Интересно, подумала я, кто же занимается Ближним Востоком, пока Джонатан шпионит в кустах, но он опять надел наушники и покачал головой:
— Они намерены без проволочки купить дом, — говорит он, — привести его в порядок, дождаться, когда ты разродишься, и через несколько месяцев переехать туда. Марк рассчитывает добиться совместной опеки над детьми.
У меня снова захватило дух, я прижала руку к животу.
— Что с тобой? — спрашивает Джонатан.
— Да зацепилась ногой за твою проволоку и упала; похоже, растянула мышцы живота.
Каждые несколько минут Джонатан давал мне сводку: что-то про банковский кредит, который Марк с Телмой намеревались взять на покупку жилья, и при этом Джонатан не упустил возможности детально просветить меня насчет растущей процентной ставки, а у меня вдруг снова разболелся живот.
— Джонатан, — говорю я.
В ответ он приложил палец к губам, будто в доме происходят события космического масштаба.

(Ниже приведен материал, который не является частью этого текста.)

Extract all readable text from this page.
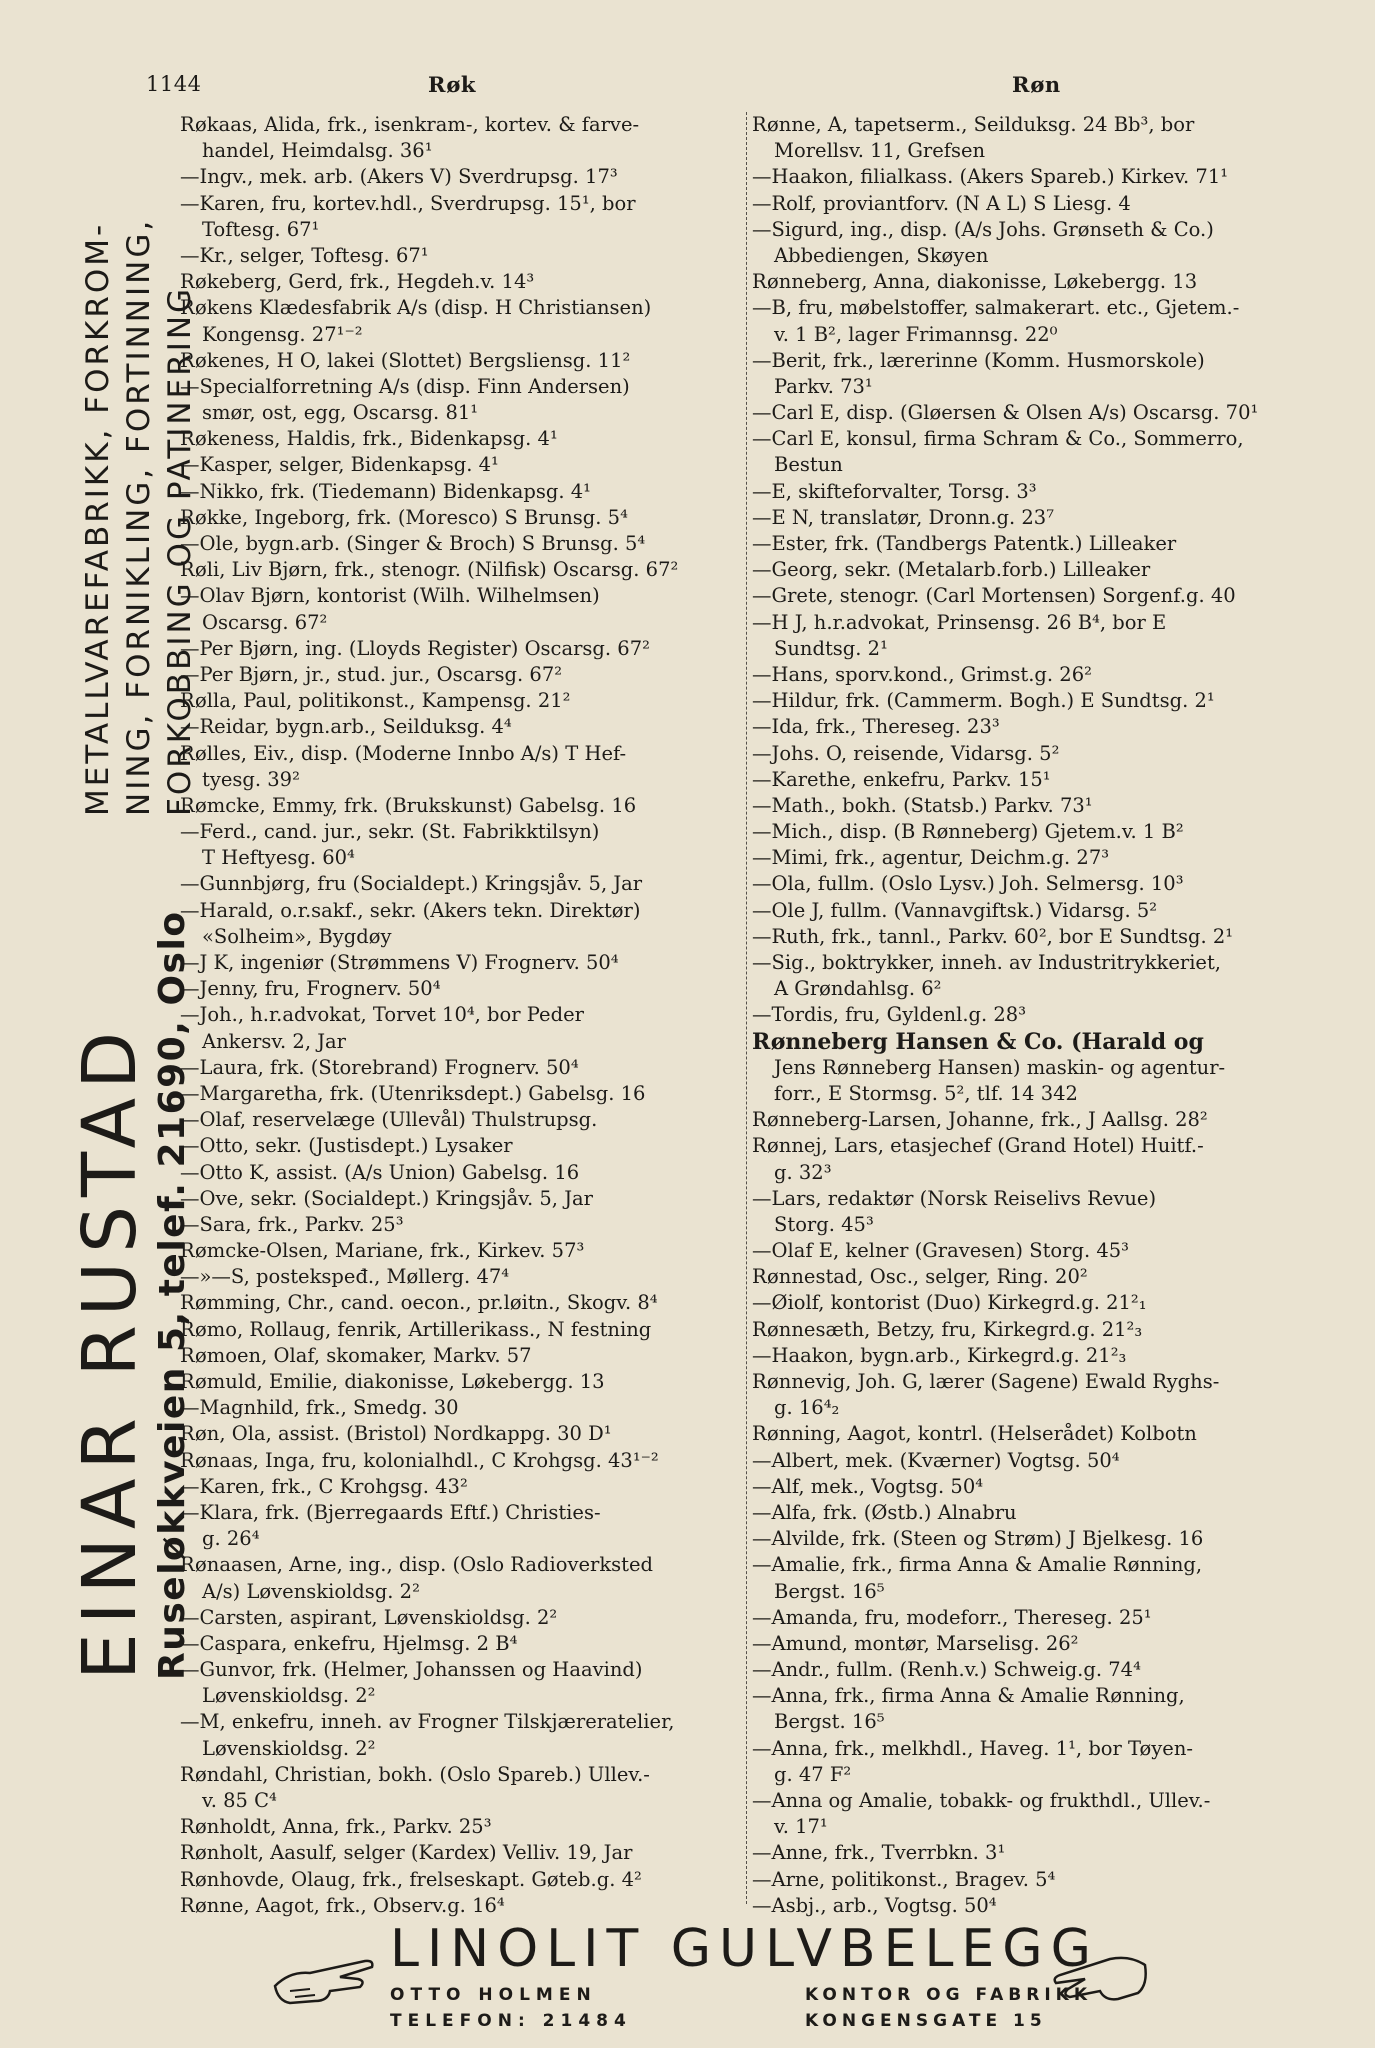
1144	Røk	Røn
EINAR RUSTAD Ruseløkkveien 5, telef. 21690, Oslo
METALLVAREFABRIKK, FORKROM- NING, FORNIKLING, FORTINNING, FORKOBBING OG PATINERING
Røkaas, Alida, frk., isenkram-, kortev. & farve-
handel, Heimdalsg. 36¹
—Ingv., mek. arb. (Akers V) Sverdrupsg. 17³
—Karen, fru, kortev.hdl., Sverdrupsg. 15¹, bor
Toftesg. 67¹
—Kr., selger, Toftesg. 67¹
Røkeberg, Gerd, frk., Hegdeh.v. 14³
Røkens Klædesfabrik A/s (disp. H Christiansen)
Kongensg. 27¹⁻²
Røkenes, H O, lakei (Slottet) Bergsliensg. 11²
—Specialforretning A/s (disp. Finn Andersen)
smør, ost, egg, Oscarsg. 81¹
Røkeness, Haldis, frk., Bidenkapsg. 4¹
—Kasper, selger, Bidenkapsg. 4¹
—Nikko, frk. (Tiedemann) Bidenkapsg. 4¹
Røkke, Ingeborg, frk. (Moresco) S Brunsg. 5⁴
—Ole, bygn.arb. (Singer & Broch) S Brunsg. 5⁴
Røli, Liv Bjørn, frk., stenogr. (Nilfisk) Oscarsg. 67²
—Olav Bjørn, kontorist (Wilh. Wilhelmsen)
Oscarsg. 67²
—Per Bjørn, ing. (Lloyds Register) Oscarsg. 67²
—Per Bjørn, jr., stud. jur., Oscarsg. 67²
Rølla, Paul, politikonst., Kampensg. 21²
—Reidar, bygn.arb., Seilduksg. 4⁴
Rølles, Eiv., disp. (Moderne Innbo A/s) T Hef-
tyesg. 39²
Rømcke, Emmy, frk. (Brukskunst) Gabelsg. 16
—Ferd., cand. jur., sekr. (St. Fabrikktilsyn)
T Heftyesg. 60⁴
—Gunnbjørg, fru (Socialdept.) Kringsjåv. 5, Jar
—Harald, o.r.sakf., sekr. (Akers tekn. Direktør)
«Solheim», Bygdøy
—J K, ingeniør (Strømmens V) Frognerv. 50⁴
—Jenny, fru, Frognerv. 50⁴
—Joh., h.r.advokat, Torvet 10⁴, bor Peder
Ankersv. 2, Jar
—Laura, frk. (Storebrand) Frognerv. 50⁴
—Margaretha, frk. (Utenriksdept.) Gabelsg. 16
—Olaf, reservelæge (Ullevål) Thulstrupsg.
—Otto, sekr. (Justisdept.) Lysaker
—Otto K, assist. (A/s Union) Gabelsg. 16
—Ove, sekr. (Socialdept.) Kringsjåv. 5, Jar
—Sara, frk., Parkv. 25³
Rømcke-Olsen, Mariane, frk., Kirkev. 57³
—»—S, postekspeđ., Møllerg. 47⁴
Rømming, Chr., cand. oecon., pr.løitn., Skogv. 8⁴
Rømo, Rollaug, fenrik, Artillerikass., N festning
Rømoen, Olaf, skomaker, Markv. 57
Rømuld, Emilie, diakonisse, Løkebergg. 13
—Magnhild, frk., Smedg. 30
Røn, Ola, assist. (Bristol) Nordkappg. 30 D¹
Rønaas, Inga, fru, kolonialhdl., C Krohgsg. 43¹⁻²
—Karen, frk., C Krohgsg. 43²
—Klara, frk. (Bjerregaards Eftf.) Christies-
g. 26⁴
Rønaasen, Arne, ing., disp. (Oslo Radioverksted
A/s) Løvenskioldsg. 2²
—Carsten, aspirant, Løvenskioldsg. 2²
—Caspara, enkefru, Hjelmsg. 2 B⁴
—Gunvor, frk. (Helmer, Johanssen og Haavind)
Løvenskioldsg. 2²
—M, enkefru, inneh. av Frogner Tilskjæreratelier,
Løvenskioldsg. 2²
Røndahl, Christian, bokh. (Oslo Spareb.) Ullev.-
v. 85 C⁴
Rønholdt, Anna, frk., Parkv. 25³
Rønholt, Aasulf, selger (Kardex) Velliv. 19, Jar
Rønhovde, Olaug, frk., frelseskapt. Gøteb.g. 4²
Rønne, Aagot, frk., Observ.g. 16⁴
Rønne, A, tapetserm., Seilduksg. 24 Bb³, bor
Morellsv. 11, Grefsen
—Haakon, filialkass. (Akers Spareb.) Kirkev. 71¹
—Rolf, proviantforv. (N A L) S Liesg. 4
—Sigurd, ing., disp. (A/s Johs. Grønseth & Co.)
Abbediengen, Skøyen
Rønneberg, Anna, diakonisse, Løkebergg. 13
—B, fru, møbelstoffer, salmakerart. etc., Gjetem.-
v. 1 B², lager Frimannsg. 22⁰
—Berit, frk., lærerinne (Komm. Husmorskole)
Parkv. 73¹
—Carl E, disp. (Gløersen & Olsen A/s) Oscarsg. 70¹
—Carl E, konsul, firma Schram & Co., Sommerro,
Bestun
—E, skifteforvalter, Torsg. 3³
—E N, translatør, Dronn.g. 23⁷
—Ester, frk. (Tandbergs Patentk.) Lilleaker
—Georg, sekr. (Metalarb.forb.) Lilleaker
—Grete, stenogr. (Carl Mortensen) Sorgenf.g. 40
—H J, h.r.advokat, Prinsensg. 26 B⁴, bor E
Sundtsg. 2¹
—Hans, sporv.kond., Grimst.g. 26²
—Hildur, frk. (Cammerm. Bogh.) E Sundtsg. 2¹
—Ida, frk., Thereseg. 23³
—Johs. O, reisende, Vidarsg. 5²
—Karethe, enkefru, Parkv. 15¹
—Math., bokh. (Statsb.) Parkv. 73¹
—Mich., disp. (B Rønneberg) Gjetem.v. 1 B²
—Mimi, frk., agentur, Deichm.g. 27³
—Ola, fullm. (Oslo Lysv.) Joh. Selmersg. 10³
—Ole J, fullm. (Vannavgiftsk.) Vidarsg. 5²
—Ruth, frk., tannl., Parkv. 60², bor E Sundtsg. 2¹
—Sig., boktrykker, inneh. av Industritrykkeriet,
A Grøndahlsg. 6²
—Tordis, fru, Gyldenl.g. 28³
Rønneberg Hansen & Co. (Harald og
Jens Rønneberg Hansen) maskin- og agentur-
forr., E Stormsg. 5², tlf. 14 342
Rønneberg-Larsen, Johanne, frk., J Aallsg. 28²
Rønnej, Lars, etasjechef (Grand Hotel) Huitf.-
g. 32³
—Lars, redaktør (Norsk Reiselivs Revue)
Storg. 45³
—Olaf E, kelner (Gravesen) Storg. 45³
Rønnestad, Osc., selger, Ring. 20²
—Øiolf, kontorist (Duo) Kirkegrd.g. 21²₁
Rønnesæth, Betzy, fru, Kirkegrd.g. 21²₃
—Haakon, bygn.arb., Kirkegrd.g. 21²₃
Rønnevig, Joh. G, lærer (Sagene) Ewald Ryghs-
g. 16⁴₂
Rønning, Aagot, kontrl. (Helserådet) Kolbotn
—Albert, mek. (Kværner) Vogtsg. 50⁴
—Alf, mek., Vogtsg. 50⁴
—Alfa, frk. (Østb.) Alnabru
—Alvilde, frk. (Steen og Strøm) J Bjelkesg. 16
—Amalie, frk., firma Anna & Amalie Rønning,
Bergst. 16⁵
—Amanda, fru, modeforr., Thereseg. 25¹
—Amund, montør, Marselisg. 26²
—Andr., fullm. (Renh.v.) Schweig.g. 74⁴
—Anna, frk., firma Anna & Amalie Rønning,
Bergst. 16⁵
—Anna, frk., melkhdl., Haveg. 1¹, bor Tøyen-
g. 47 F²
—Anna og Amalie, tobakk- og frukthdl., Ullev.-
v. 17¹
—Anne, frk., Tverrbkn. 3¹
—Arne, politikonst., Bragev. 5⁴
—Asbj., arb., Vogtsg. 50⁴
LINOLIT GULVBELEGG
OTTO HOLMEN
TELEFON: 21484
KONTOR OG FABRIKK
KONGENSGATE 15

Я сдернула с его головы наушники:
— Джонатан, я рожаю.
Что было дальше, я помню смутно. Помню, что Джонатан встал с земли и ринулся в дом. Помню, что несколько минут спустя появился Марк. Помню, как мы ехали в больницу — я упрекала Марка за то, что он подыскивал жилье, он упрекал меня за то, что я шпионю за ним, причем на чужой территории. Помню родильную палату, в которой неожиданно появился Марвин, мой акушер-гинеколог. Он немедленно взял дело в свои руки. Марвин — профессор, поэтому он попутно объяснял ход родов группе интернов: роды преждевременные, плод находится в поперечной позиции, и ждать, что он повернется, крайне рискованно; следовательно, опять показано кесарево сечение. Есть вопросы? Один интерн поднял руку.
— Я с удовольствием читаю вашу колонку, — сообщает он Марку.
Интерны вышли.
— Ваш муж может остаться, — говорит Марвин. — Вообще-то посторонним присутствовать на операции не положено, но мы незаметно проведем его в родильную.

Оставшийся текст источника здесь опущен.